Don't want to rain on your Parade but the XD is made in Croatia. The Smith M&P is made in the USA if that matters to you.  But yeah...XD is a nice gun with alot of good features.


----------



## ajackb (Jul 2, 2007)

New to the forum and thought I wouldn't have much to say but.....
I've competed with a XD9 service model for a couple of years and found it very competent and comfortable.  Changed to a G19 for the past year and just went back to the XD last week at a match and again found the fit much more to my liking.  But like anything in life, you need to try different fits to see what works for you.  

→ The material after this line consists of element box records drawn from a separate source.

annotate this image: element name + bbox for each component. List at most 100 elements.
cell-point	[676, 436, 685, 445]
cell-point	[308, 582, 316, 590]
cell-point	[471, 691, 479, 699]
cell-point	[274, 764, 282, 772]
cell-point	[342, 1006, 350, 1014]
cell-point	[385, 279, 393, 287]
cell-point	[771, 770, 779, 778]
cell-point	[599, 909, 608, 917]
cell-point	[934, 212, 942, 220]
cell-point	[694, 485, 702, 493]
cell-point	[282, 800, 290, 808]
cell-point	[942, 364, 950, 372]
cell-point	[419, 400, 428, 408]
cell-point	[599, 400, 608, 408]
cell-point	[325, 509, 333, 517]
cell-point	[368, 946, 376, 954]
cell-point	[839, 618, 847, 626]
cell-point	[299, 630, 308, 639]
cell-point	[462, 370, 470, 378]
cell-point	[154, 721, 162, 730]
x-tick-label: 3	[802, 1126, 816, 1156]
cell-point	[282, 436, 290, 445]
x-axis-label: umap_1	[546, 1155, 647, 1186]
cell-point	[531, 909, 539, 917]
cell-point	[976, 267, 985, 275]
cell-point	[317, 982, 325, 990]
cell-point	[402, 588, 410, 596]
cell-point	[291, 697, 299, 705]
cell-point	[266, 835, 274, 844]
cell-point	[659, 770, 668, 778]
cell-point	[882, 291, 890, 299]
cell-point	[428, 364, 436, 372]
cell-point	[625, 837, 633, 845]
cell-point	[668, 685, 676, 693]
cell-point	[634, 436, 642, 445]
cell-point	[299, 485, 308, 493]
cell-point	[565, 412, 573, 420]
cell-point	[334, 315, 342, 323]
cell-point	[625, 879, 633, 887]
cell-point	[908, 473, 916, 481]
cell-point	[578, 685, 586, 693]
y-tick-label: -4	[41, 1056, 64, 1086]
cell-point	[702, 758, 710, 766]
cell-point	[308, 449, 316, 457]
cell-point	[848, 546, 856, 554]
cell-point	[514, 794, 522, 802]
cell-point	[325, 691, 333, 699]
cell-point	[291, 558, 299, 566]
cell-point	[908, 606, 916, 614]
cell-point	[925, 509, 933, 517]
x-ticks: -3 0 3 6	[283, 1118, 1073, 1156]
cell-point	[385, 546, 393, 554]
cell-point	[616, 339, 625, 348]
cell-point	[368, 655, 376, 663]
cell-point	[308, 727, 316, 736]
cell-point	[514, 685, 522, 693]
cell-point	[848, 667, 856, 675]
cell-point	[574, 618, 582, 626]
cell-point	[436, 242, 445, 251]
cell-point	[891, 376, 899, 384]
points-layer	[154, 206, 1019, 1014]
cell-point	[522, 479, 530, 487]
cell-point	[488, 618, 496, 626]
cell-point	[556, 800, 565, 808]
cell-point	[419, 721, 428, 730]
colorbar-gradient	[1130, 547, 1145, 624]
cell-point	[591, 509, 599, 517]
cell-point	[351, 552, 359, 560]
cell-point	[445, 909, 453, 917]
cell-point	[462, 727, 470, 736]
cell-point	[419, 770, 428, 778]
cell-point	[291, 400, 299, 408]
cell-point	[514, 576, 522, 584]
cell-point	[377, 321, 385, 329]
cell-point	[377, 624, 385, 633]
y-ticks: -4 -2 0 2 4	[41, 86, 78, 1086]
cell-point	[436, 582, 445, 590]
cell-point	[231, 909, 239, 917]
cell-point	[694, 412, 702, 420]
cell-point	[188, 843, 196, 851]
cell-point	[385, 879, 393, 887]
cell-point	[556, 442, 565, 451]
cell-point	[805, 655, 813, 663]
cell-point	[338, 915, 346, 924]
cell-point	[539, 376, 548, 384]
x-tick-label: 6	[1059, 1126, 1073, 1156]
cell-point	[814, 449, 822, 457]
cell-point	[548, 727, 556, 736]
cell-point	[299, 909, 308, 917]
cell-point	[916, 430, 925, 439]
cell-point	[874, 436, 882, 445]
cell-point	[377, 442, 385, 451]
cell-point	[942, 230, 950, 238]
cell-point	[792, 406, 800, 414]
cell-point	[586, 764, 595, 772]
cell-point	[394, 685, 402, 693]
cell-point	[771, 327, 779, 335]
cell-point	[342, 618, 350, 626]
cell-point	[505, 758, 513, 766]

AZ - I'll throw my PM9 in my bag for Sunday for you to try since you showed interest.


----------



## arnisandyz (Jul 10, 2007)

AJack,

Noticed you were listed in Enhanced Service Pistol ESP last IDPA match. Giving that XD a go again, cool. I used to shoot mine in that division. I know they put it there because of the single action trigger (even though it has a long double action takeup) but it really shoud be in the same division (SSP) as the Glocks, Sigs and M&Ps. ESP can be a tough class, you're going up against 9mm 1911s and the like.


----------



## kenpomike890 (Jul 17, 2007)

I have Tactical versions of the XD9, XD 40, and XD 45. I have fired Glocks and Springfields and prefer the Springfields. The grip and Trigger safety are what made the decision for me. The Springfields are pretty easy to maintian also and are pretty accurate. For me there really isn't that much kick on the XD 45. Thats the one I prefer to carry as I am a CCW holder here in Nevada.


----------



## hardheadjarhead (Jul 26, 2007)

Thank you ALL for your input.  I think I'm going to trade in the Glock 27 on an XD Tactical in 9 mm.  I may get the .45, but cost of ammunition is a consideration as well as the size of the grip.  The nine, I understand, is a tad smaller.  

A friend suggested I check out the S&W M&P, but I didn't like that you had to use a tool to take it down.


Regards,

Steve


----------



## arnisandyz (Jul 26, 2007)

hardheadjarhead said:


> A friend suggested I check out the S&W M&P, but I didn't like that you had to use a tool to take it down.
> 
> Steve



Definately give the M&P a try. I went from Glock to XD to my current M&P. All great guns but I love the M&P. I disabled the magazine disconnect AND the sear disconnect lever. It now strips just like an XD, where you lock the slide, flip the takedown lever, move slide forward and pull the trigger. IMHO the M&P is eronomically superior and lefty friendly.


----------